Neuroprotective mechanisms of S-allyl-L-cysteine in neurological disease.

S-allyl-L-cysteine (SAC) is a sulfur-containing amino acid present in garlic and exhibits a wide range of biological activities such as antioxidant, anti-inflammatory, and anticancer agent. An earlier study demonstrated that SAC ameliorates oxidative damage in a model of experimental stroke. However, the antioxidant property of SAC does not suffice to explain its beneficial effects in terms of the underlying mechanisms. Endoplasmic reticulum (ER) stress and ER stress-induced cell death have been shown to be involved in various neurological diseases such as brain ischemia, Alzheimer's disease, Parkinson's disease, amyotrophic lateral sclerosis and Huntington's disease. We have previously demonstrated that SAC exerts significant protective effects against ER stress-induced neurotoxicity in cultured rat hippocampal neurons and organotypic hippocampal slice cultures.
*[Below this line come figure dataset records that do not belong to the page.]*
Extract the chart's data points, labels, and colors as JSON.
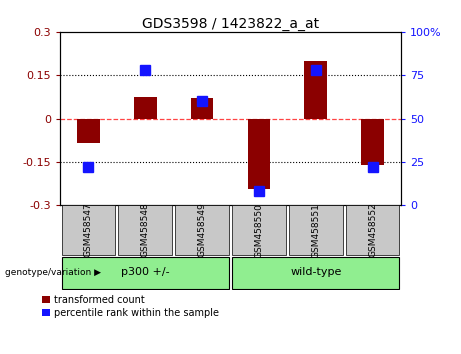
{
  "title": "GDS3598 / 1423822_a_at",
  "samples": [
    "GSM458547",
    "GSM458548",
    "GSM458549",
    "GSM458550",
    "GSM458551",
    "GSM458552"
  ],
  "red_values": [
    -0.085,
    0.075,
    0.07,
    -0.245,
    0.2,
    -0.16
  ],
  "blue_values": [
    22,
    78,
    60,
    8,
    78,
    22
  ],
  "group_label": "genotype/variation",
  "group1_label": "p300 +/-",
  "group1_indices": [
    0,
    1,
    2
  ],
  "group2_label": "wild-type",
  "group2_indices": [
    3,
    4,
    5
  ],
  "group_color": "#90EE90",
  "ylim_left": [
    -0.3,
    0.3
  ],
  "ylim_right": [
    0,
    100
  ],
  "yticks_left": [
    -0.3,
    -0.15,
    0,
    0.15,
    0.3
  ],
  "yticks_right": [
    0,
    25,
    50,
    75,
    100
  ],
  "yticklabels_left": [
    "-0.3",
    "-0.15",
    "0",
    "0.15",
    "0.3"
  ],
  "yticklabels_right": [
    "0",
    "25",
    "50",
    "75",
    "100%"
  ],
  "red_color": "#8B0000",
  "blue_color": "#1414FF",
  "zero_line_color": "#FF4444",
  "dotted_line_color": "#000000",
  "sample_box_color": "#C8C8C8",
  "bar_width": 0.4,
  "blue_marker_size": 7,
  "legend_red": "transformed count",
  "legend_blue": "percentile rank within the sample",
  "title_fontsize": 10,
  "tick_fontsize": 8,
  "sample_fontsize": 6.5,
  "group_fontsize": 8,
  "legend_fontsize": 7
}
Recently, we demonstrated that these results are due to the direct suppression of calpain activity via the binding of SAC to this enzyme's Ca²⁺-binding domain. We also found that the protective effects of the side-chain-modified SAC derivatives, S-ethyl-L-cysteine (SEC) and S-propyl-L-cysteine (SPC), against ER stress-induced neurotoxicity were more potent than those of SAC in cultured rat hippocampal neurons. In addition, SAC, SEC and SPC have been shown to decrease the production of amyloid-β peptide in the brains of mice with D-galactose-induced aging. These three hydrophilic cysteine-containing compounds have also been shown to exert neuroprotective effects against dopaminergic neuron injury in a murine model of Parkinson's disease induced by 1-methyl-4-phenyl-1,2,3,6-tetrahydropyridine (MPTP). In this review, we aim to provide a current overview of the protective actions of SAC and the SAC-related compounds, SEC and SPC, in neurodegenerative disease and discuss the promise of SAC as a prototype for developing novel therapeutic drugs for neurological diseases.